Es würde sich zeigen!

Entschlossen öffnete Cruzia die Tür und trat hinaus. Es war für sie, als würde sie dabei eine völlig neue und daher fremde Welt betreten. Ein seltsames Gefühl – und beunruhigend.

*

„Da ist sie ja!“ rief Carla erfreut, als sie ihrer ansichtig wurde. Sie winkte ihr sogar zu. „Ich habe das Mittagessen bereits gemacht. Es wurde ziemlich spät bei dir. Aber wir haben uns gesagt, daß du diese Ruhe dringend nötig hast.“

Es war bereits Mittagszeit? Cruzia erschrak darüber. Wie hatte sie so lange schlafen können? War sie wirklich dermaßen erschöpft gewesen?

Es schien so. Kein Wunder, daß sie sich kaum an die Ereignisse des Vorabends erinnern konnte.

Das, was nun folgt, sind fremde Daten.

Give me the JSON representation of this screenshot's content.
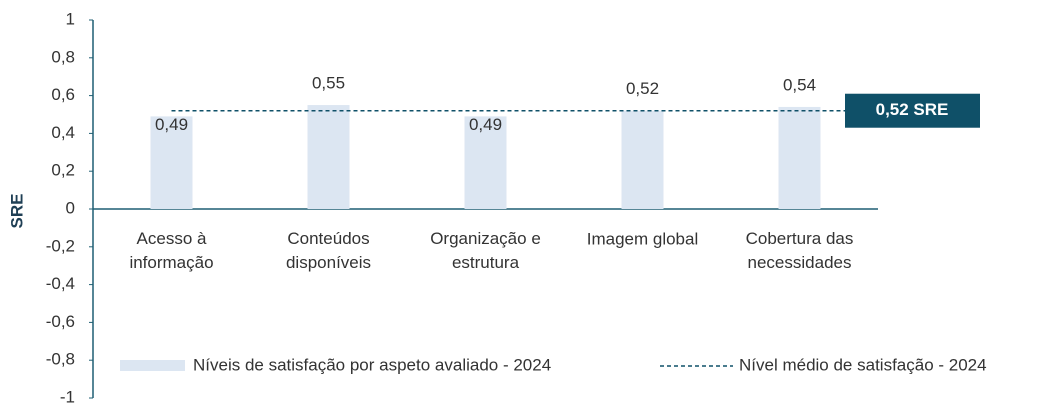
{
  "chart_data": {
    "type": "bar",
    "y_label": "SRE",
    "categories": [
      "Acesso à\ninformação",
      "Conteúdos\ndisponíveis",
      "Organização e\nestrutura",
      "Imagem global",
      "Cobertura das\nnecessidades"
    ],
    "series": [
      {
        "name": "Níveis de satisfação por aspeto avaliado - 2024",
        "color": "#dce6f2",
        "values": [
          0.49,
          0.55,
          0.49,
          0.52,
          0.54
        ],
        "value_labels": [
          "0,49",
          "0,55",
          "0,49",
          "0,52",
          "0,54"
        ]
      }
    ],
    "reference_line": {
      "name": "Nível médio de satisfação - 2024",
      "value": 0.52,
      "label": "0,52 SRE",
      "color": "#0f5068"
    },
    "ylim": [
      -1,
      1
    ],
    "yticks": [
      {
        "value": -1,
        "label": "-1"
      },
      {
        "value": -0.8,
        "label": "-0,8"
      },
      {
        "value": -0.6,
        "label": "-0,6"
      },
      {
        "value": -0.4,
        "label": "-0,4"
      },
      {
        "value": -0.2,
        "label": "-0,2"
      },
      0,
      {
        "value": 0.2,
        "label": "0,2"
      },
      {
        "value": 0.4,
        "label": "0,4"
      },
      {
        "value": 0.6,
        "label": "0,6"
      },
      {
        "value": 0.8,
        "label": "0,8"
      },
      1
    ],
    "axis_color": "#1f5f73",
    "grid": false
  }
}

Alles erschien ihr wie hinter einem Nebel des Vergessens verborgen. Lediglich die Szene, als sie das Haus betreten hatte, war ihr wach im Gedächtnis geblieben. Und dann mußte sie eben irgendwann regelrecht zusammengebrochen sein. Aus ihrer Ohnmacht war später tiefer Schlaf geworden. Und sie hatte durchgeschlafen bis zum nächsten Mittag – ganz offensichtlich.

Sie zwang sich zu einem Lächeln.

„Danke für deine Fürsorge, Carla!“ Die vertrauliche Anrede kam nur sehr schwer über ihre Lippen. Es paßte nicht zu ihrem Wunsch, zu den Harris auf Abstand zu bleiben. Irgendwie waren ihr die beiden nicht geheuer, obwohl sie zur Zeit nicht zu sagen vermochte, woher das kam. Wo die sich doch offensichtlich alle Mühe gaben, ihr freundlich zu begegnen. Aber sie hatten so seltsam gesprochen. Das einzig Positive dabei, nach Meinung von Cruzia, war die Bemerkung gewesen, daß sie nicht vorhatten, sie hier mit Gewalt festzuhalten.

„Ach herrje, wie sehen denn deine Kleider aus, Kind?“ rief jetzt Carla aus und schlug die Hände über dem Kopf zusammen. „Warte, ich gebe dir was zum Wechseln.“ Schon wandte sie sich zum Gehen. Doch dann zögerte sie und winkte Cruzia zu. „Am besten, du kommst gleich mit und suchst dir selber was aus.“

Sich etwas aussuchen? Etwa Klamotten von Carla?

Cruzia lief hinter ihr her, weil sie nicht wußte, was sie sonst hätte tun sollen. Einfach ignorieren wollte sie die Aufforderung nicht. Das wäre nun wirklich zu unhöflich gewesen, und so lange es keinen echten Grund gab, wollte sie möglichst freundlich bleiben. Schließlich handelte es sich hier um die leiblichen Eltern ihrer großen Liebe Peter.

Dabei wurde ihr wieder bewußt: Immer, wenn sie an diesen dachte, versetzte ihr das einen schmerzhaften Stich in der Herzgegend. Als würde ihr jedesmal jemand ein Messer in die Brust rammen. Ja, schlimmer hätte ein solcher Schmerz wirklich nicht sein können.

Carla ging vor ihr die Treppe hinauf. Dort oben befanden sich ja die Schlafzimmer. Nicht nur das von Peter, sondern auch das Elternschlafzimmer. Cruzia war immer noch der Meinung, Carla wollte ihr Kleidung von sich ausborgen.